El Perú vive una fractura sociopolítica y cultural de alcance histórico. Con un centralismo abusivo y excluyente que insiste en creer que todo nace y muere en Lima, y que fuera de la capital no existe país, salvo para necesidades turísticas y/o comerciales (extractivismo, principalmente). Con un racismo enraizado en la idiosincrasia nacional, heredera de la brutalidad colonial. Con una política galopante de divorcio entre la modernidad urbana y el desmantelamiento rural. Con extensas regiones devastadas por la depredación de las corporaciones transnacionales que han operado impunemente en las últimas décadas, robando, saqueando y exterminando otras formas de economía y organización comunitaria. Con una casta política destinada a defender los intereses de la burguesía nacional heredera de la oligarquía terrateniente que se resistió a desaparecer con la reforma agraria (1968-1974). Con una partidocracia elitista y corrupta que solo aparece en los rincones del país en jornadas proselitistas pero que después desparecen miserablemente. Con un Estado indiferente y violento que arrasó comunidades, etnias y sectores sociales, bajo el pretexto de la “lucha antisubversiva”. Con todo eso y más, era natural la fermentación de un proyecto político de masas que se construya desde la marginalidad hacia la toma del poder político por asalto.

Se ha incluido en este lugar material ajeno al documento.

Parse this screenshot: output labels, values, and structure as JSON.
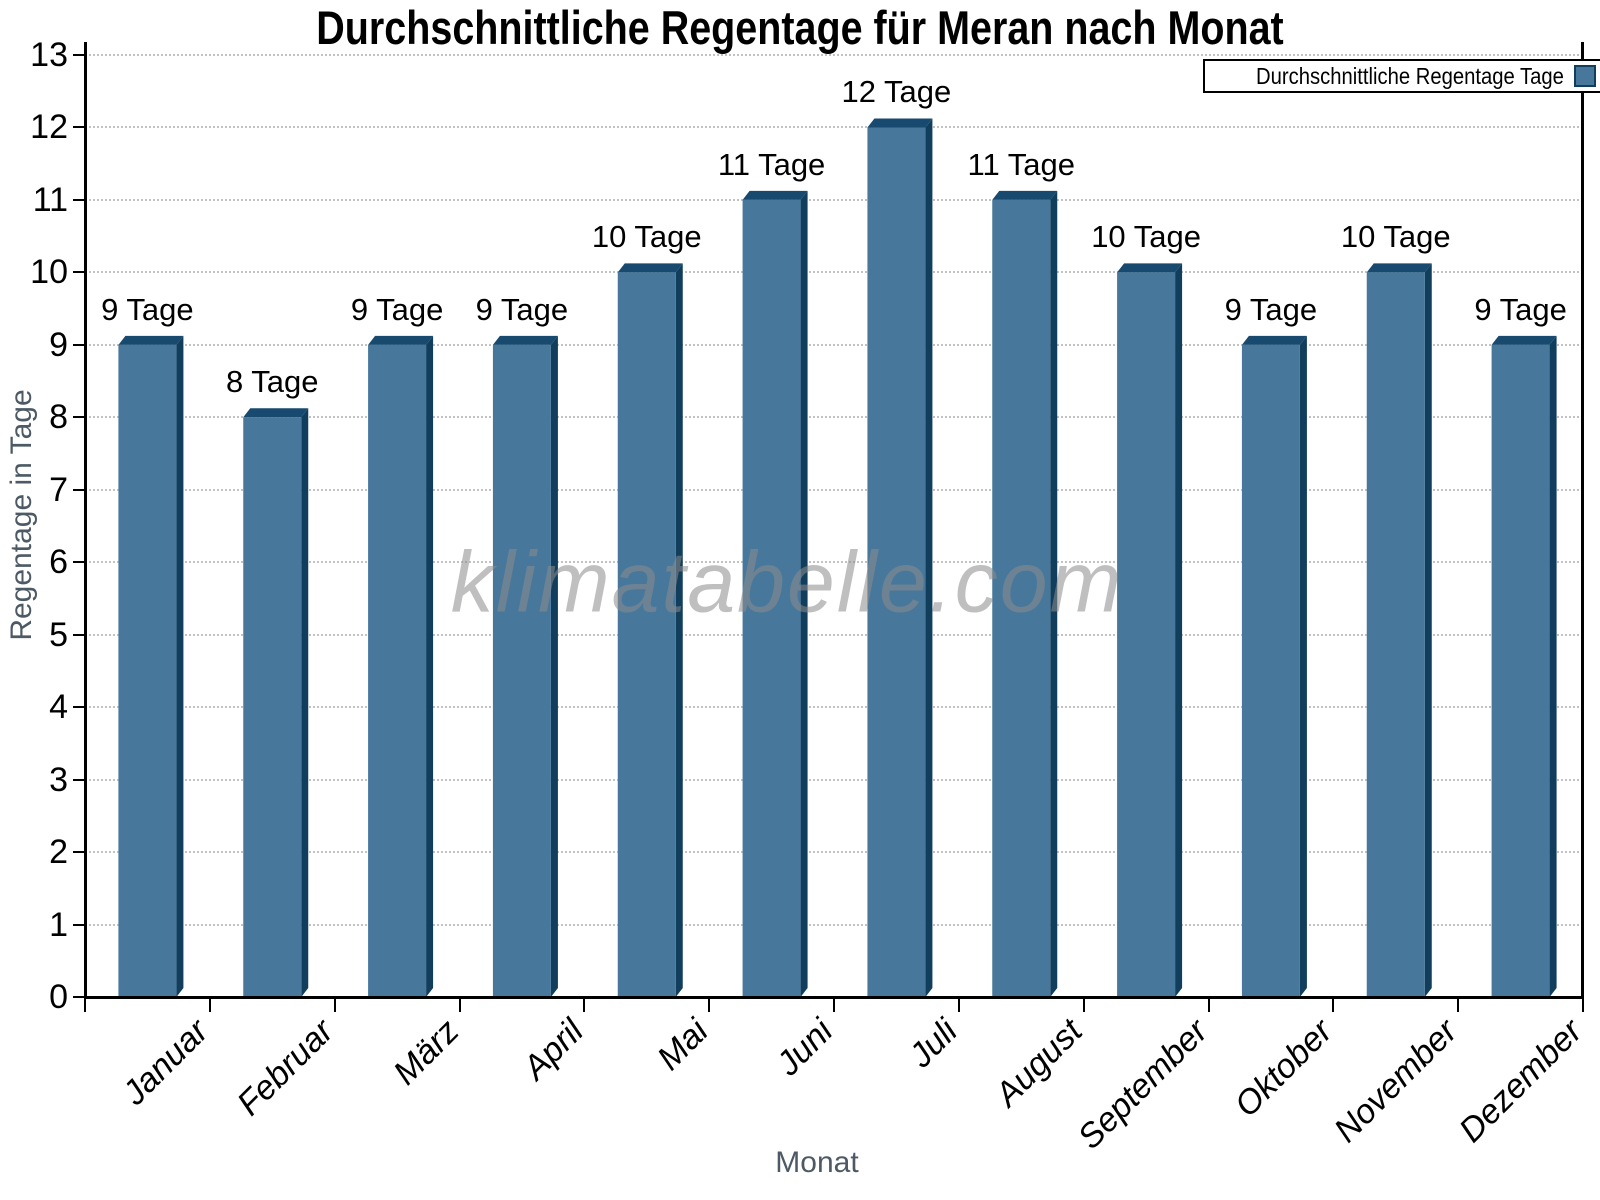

Tras la caída de la dictadura fujimorista fue muy poco lo que quedó al interior del país en términos organizativos desde el campo popular, pues se implementó una desarticulación sistemática de federaciones obreras y gremios campesinales. El sindicalismo provinciano y sus relaciones con los sectores socialistas fueron perseguidos y prácticamente desaparecidos, por lo que, para efectos electorales, no hubo candidaturas claramente de izquierda en las dos últimas décadas. Por ello, la candidatura de Mendoza en 2016 fue visto como una posibilidad latente de aglutinar las fuerzas democráticas y progresistas con mejor cohesión. Ella quedó en un tercer lugar expectante y con una bancada visible para generar oposición al gobierno neoliberal de PPK. Lo que transcurrió en los años venideros hasta hoy, es un cúmulo de avances y retrocesos que incluyen un cierre del Congreso, una vacancia y la elección de un nuevo Legislativo, donde la izquierda representada por el Frente Amplio (coalición por la que inicialmente postuló Mendoza) tuvo un papel cuestionable y que le ha significado duros rechazos desde la población movilizada (votaron a favor de la vacancia junto a la derecha y fueron señalados como parte de los responsables de la imposición del régimen espurio de Manuel Merino que llegó con represión y muerte).

 

Este panorama generó un recambio dentro de la percepción ciudadana hacia la izquierda en general. Hoy, el votante izquierdista debía elegir entre tres opciones: Perú Libre (PL), Juntos por el Perú (JPP) y el Frente Amplio (FA). De esta gama de posibilidades, JPP, a todas luces, era el mejor posicionado, pues contaba con mayor presencia mediática, cuadros técnicos de mayor experiencia y prestigio, lista congresal con mayor visibilidad entre la población y el carisma de su candidata Mendoza. Mientras que FA se fue desmoronando severamente, perdiendo bases regionales y militancia que renunciaba por desacuerdos con la falta de democracia interna y en rechazo al caudillismo de su candidato Marco Arana. Por su parte, PL fue visto como el sector más intrascendente, pequeño y prescindible. Nadie se ocupó de su discurso “incendiario”. Cabe mencionar que meses antes de iniciar la campaña electoral, se dieron intentos de alianzas entre estos y más grupos; pero entre idas y venidas, terminó por no consolidarse ninguna relación unitaria y, por el contrario, dispersó aún más las simpatías nacionales dentro de la fragmentada izquierda.